Welsh National Opera packs its board with paperclips

Welsh National Opera packs its board with paperclips


norman lebrecht

October 28, 2019

The Cardiff-based touring company has a new chair and five board members.

All appears to be arts functionaries, academics or former public officials.

WNO relies for survival on subsidy from Arts Council England.

Instead of finding entrepreneurs who would lead it to financial security, it falls back on bureaucrats.

Press release follows:


Experienced arts professional Yvette Vaughan Jones takes up role of Chair, with five new appointments to the Board of Directors

Welsh National Opera is delighted to announce that Yvette Vaughan Jones has been appointed as Chair of the Board of Directors, with immediate effect. Yvette, who has extensive experience of working in the arts both in the UK and internationally, is the first woman in the Company’s history to hold the role of Chair of WNO.

Five new members have also been appointed to the WNO Board of Directors, strengthening the Board in key areas including governance, finance, diversity, Welsh language and higher education. The appointments take the Board to 13 serving members.

Yvette’s distinguished career in the arts has seen her working for independent arts organisations, the Arts Council of Wales – where she set up Wales Arts International – local authorities, and Welsh Government. Prior to taking up the post of Chief Executive of Visiting Arts, she wrote Cardiff’s bid for City of Culture 2008. Yvette has also worked in Europe as Policy Manager for the Wales Centre in Brussels, and has also focused on international work at Visiting Arts where she set up the global Square Mile project as well as the World Cultures Connect project. She is a former member of the UK Cultural Diplomacy group and former Lead Adviser on the UK Cultural Leadership Programme. Yvette is shortly due to step down from her current role as Chief Executive of Visiting Arts, and will be standing down as Chair of No Fit State Circus in December 2019.



  • James says:

    If she fails at that she can always get a gig as a Helen Mirren lookalike.

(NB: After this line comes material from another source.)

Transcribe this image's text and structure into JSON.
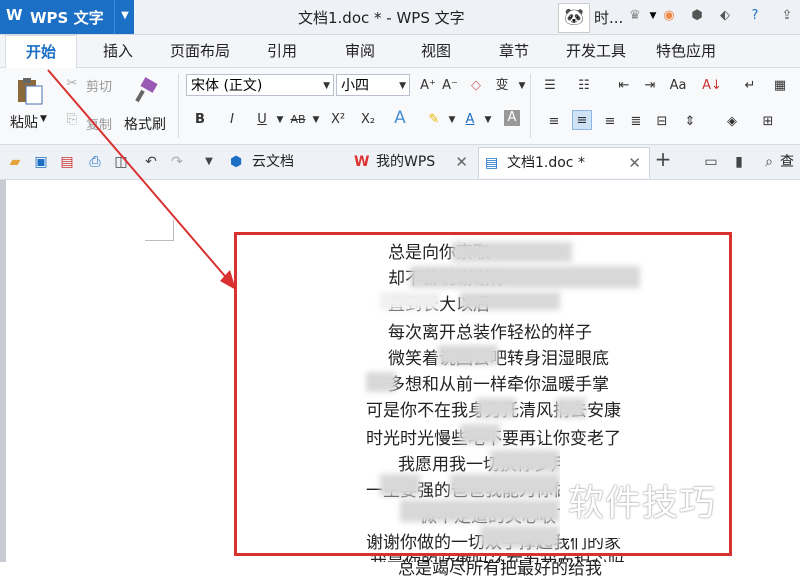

  • christopher storey says:

    Sounds like the slippery slope, I’m afraid

  • Elizabeth Owen says:

    WNO tours in both England and Wales and therefore gets grants from ACE and the Welsh Arts Council. About time they had an injection of new blood on the Board.Who are the others?

  • Elizabeth Owen says:

    England used to be divvied up between WNO and Opera North. So WNO goes to Southampton, Birmingham, Oxford and Liverpool and Opera North does the gigs further north Leeds,Newcastle etc.
    I used to work there so am not making this up. They do get major sponsorships from such as Associated British Ports and used to get BP too.Probably more now.

    • norman lebrecht says:

      That’s about right. It’s a shoddy carve-up and it has contributed in no small measure to the decline of ENO.

  • NightFlight says:

    A risible reactionary analysis, even for you Norman!
    A modest dip into WNO’s website would reveal a board sporting several entrepreneurs already. WNO are to be congratulated for making all female appointments with solid experience and not the flash in the pan types you so clearly prefer. Interested readers would be better advised to read the BBC’s coverage of this story (yes, the very same BBC that Norman reckons are not the slightest bit interested in opera or classical music!)

  • HugoPreuss says:

    “Paperclips”? Honestly? While reasonable people might disagree about the appointments, is it really necessary to add a personal insult to people who, presumably, have distinguished careers in their respective fields?
    The headline is not up to your usual standards.

  • Saxon Broken says:

    Norman writes: “Instead of finding entrepreneurs…it falls back on bureaucrats.”

    Well, the entrepreneurial types might make the organisation more commercially successful. Or they might result in catastrophic loses. Since the tax-payer is bearing the risk, I think it legitimate that the taxpayer insists on a sure small-loss rather than risking something potentially much worse.

    If someone in the private sector wants to take the commercial risk….then good luck to them.